🤖 AI Summary
This study addresses the lack of empirical evaluation of large language models (LLMs) in STRIDE threat modeling, particularly for structured threat classification in 5G network security. Method: We systematically assess five state-of-the-art LLMs—including GPT-4, Claude, and Llama—using a novel prompt engineering framework integrating few-shot learning, chain-of-thought reasoning, role-based prompting, and strict output formatting constraints. Contribution/Results: Results reveal substantial performance disparities across STRIDE categories (41%–89% accuracy for Spoofing, Tampering, etc.), exposing inherent model biases and domain knowledge gaps. Performance is shown to depend jointly on threat semantic complexity and training data distribution. We propose a cybersecurity-oriented LLM optimization framework, empirically validating that domain-adapted prompting and lightweight fine-tuning significantly enhance classification robustness. This work establishes a methodological foundation and practical pathway for deploying LLMs in automated, scalable threat modeling.
📝 Abstract
Artificial Intelligence (AI) is expected to be an integral part of next-generation AI-native 6G networks.
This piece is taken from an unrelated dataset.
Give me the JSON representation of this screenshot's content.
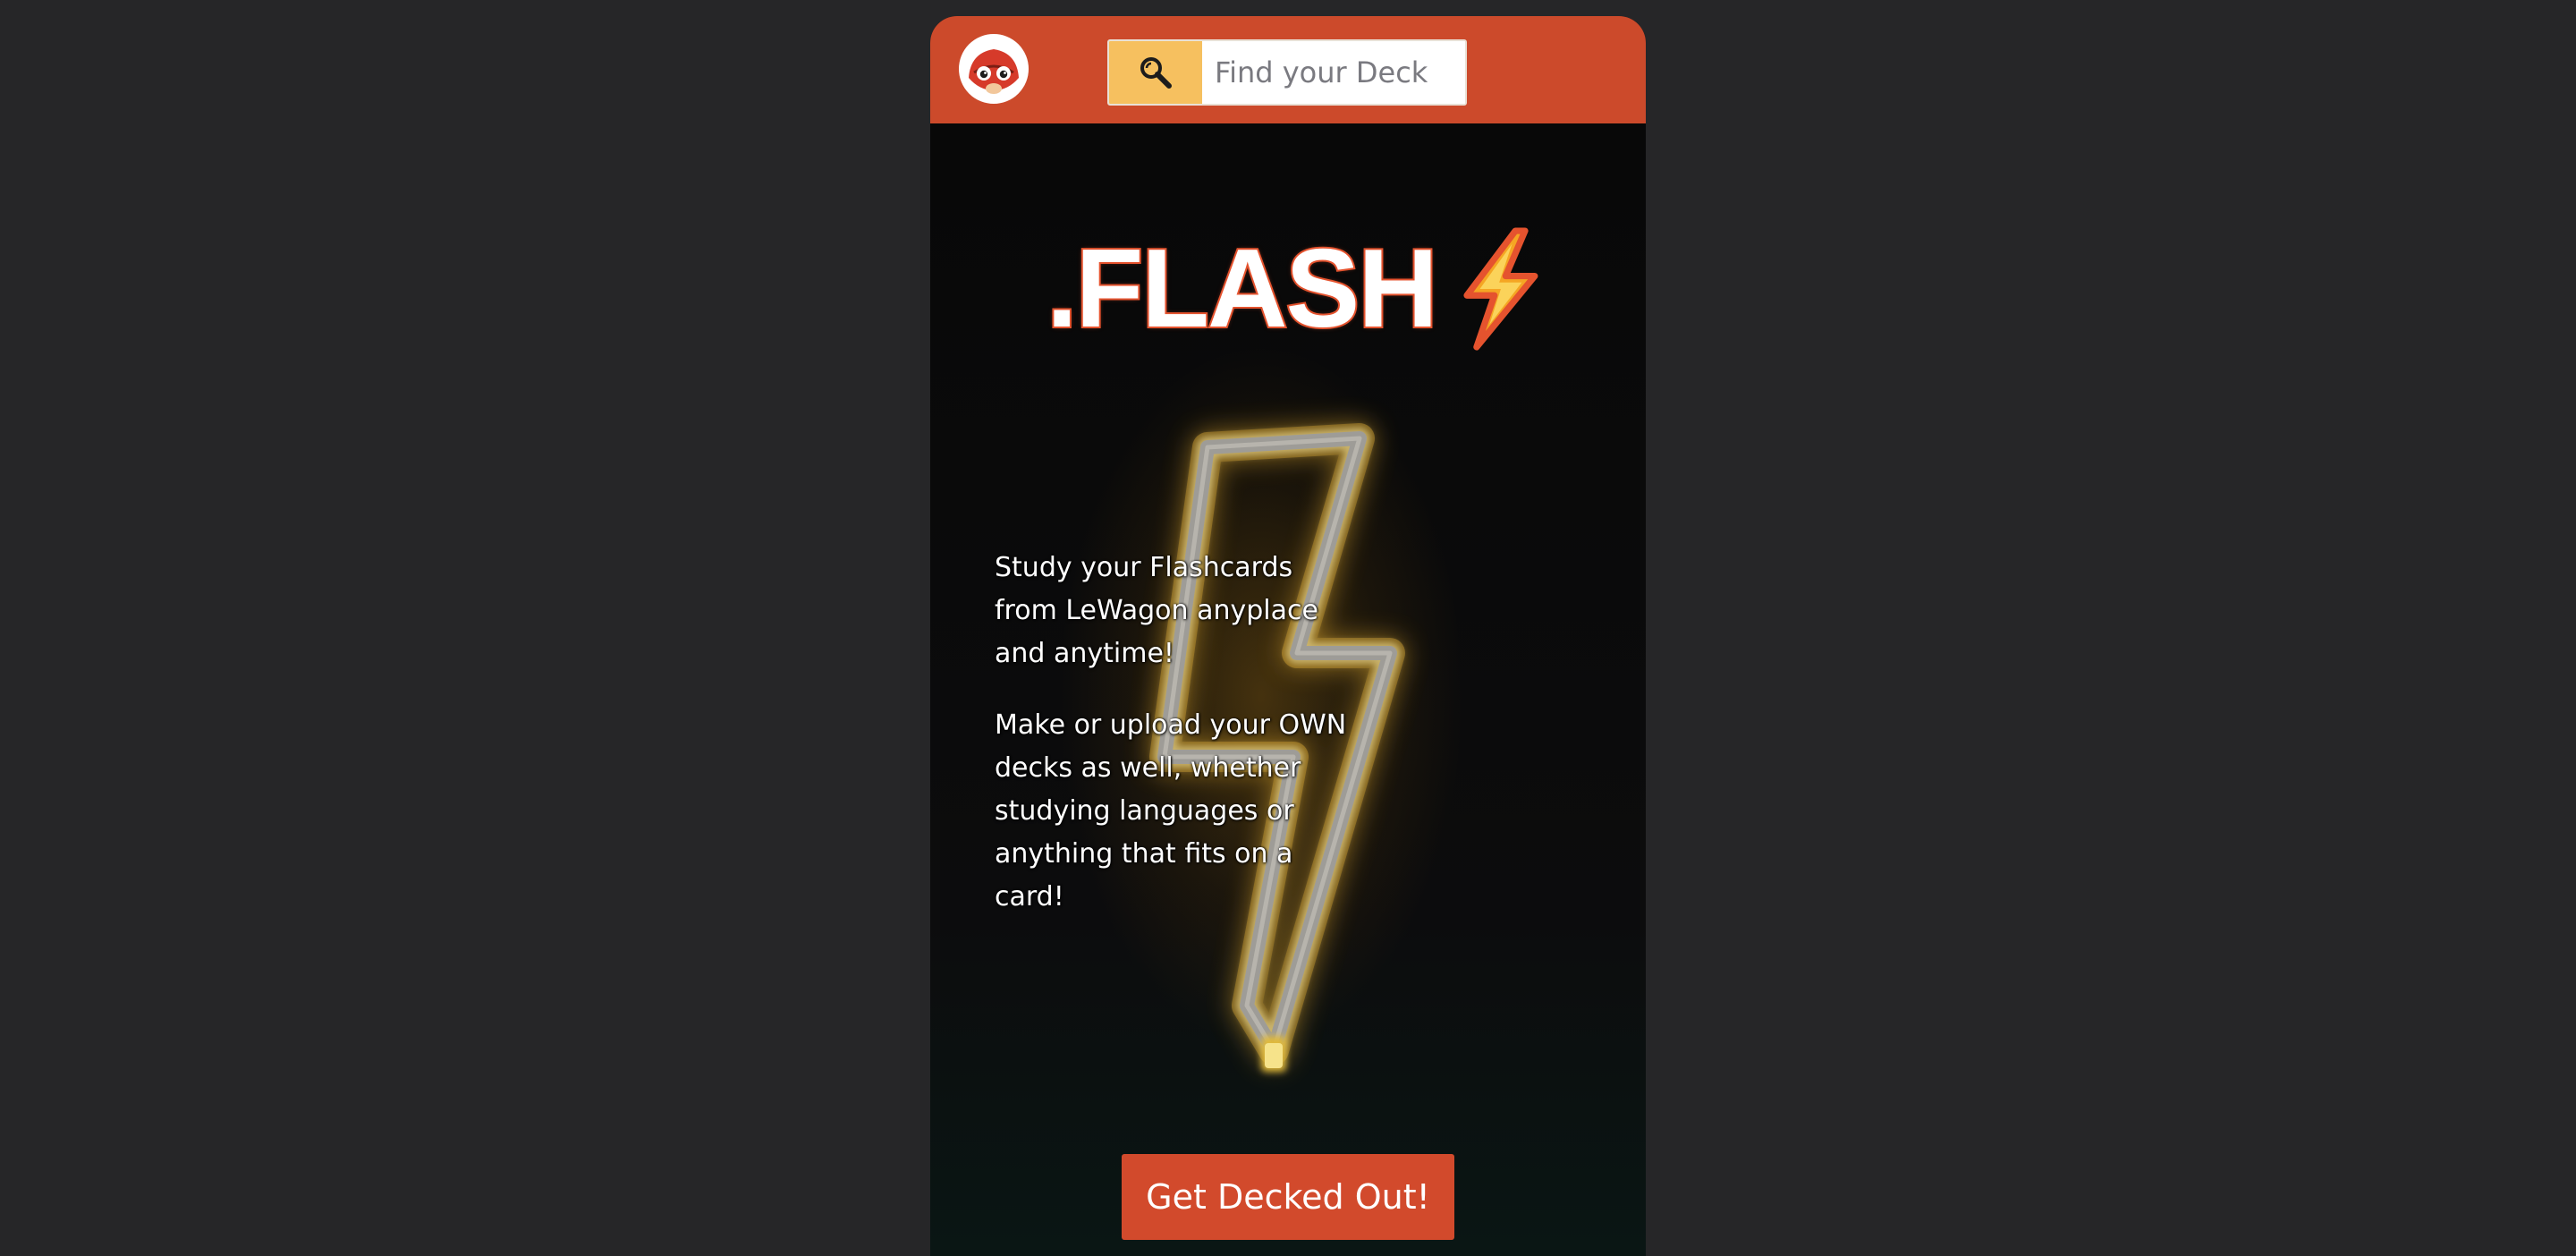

With the prevalence of AI, researchers have identified numerous use cases of AI in network security. However, there are almost nonexistent studies that analyze the suitability of Large Language Models (LLMs) in network security. To fill this gap, we examine the suitability of LLMs in network security, particularly with the case study of STRIDE threat modeling. We utilize four prompting techniques with five LLMs to perform STRIDE classification of 5G threats. From our evaluation results, we point out key findings and detailed insights along with the explanation of the possible underlying factors influencing the behavior of LLMs in the modeling of certain threats. The numerical results and the insights support the necessity for adjusting and fine-tuning LLMs for network security use cases.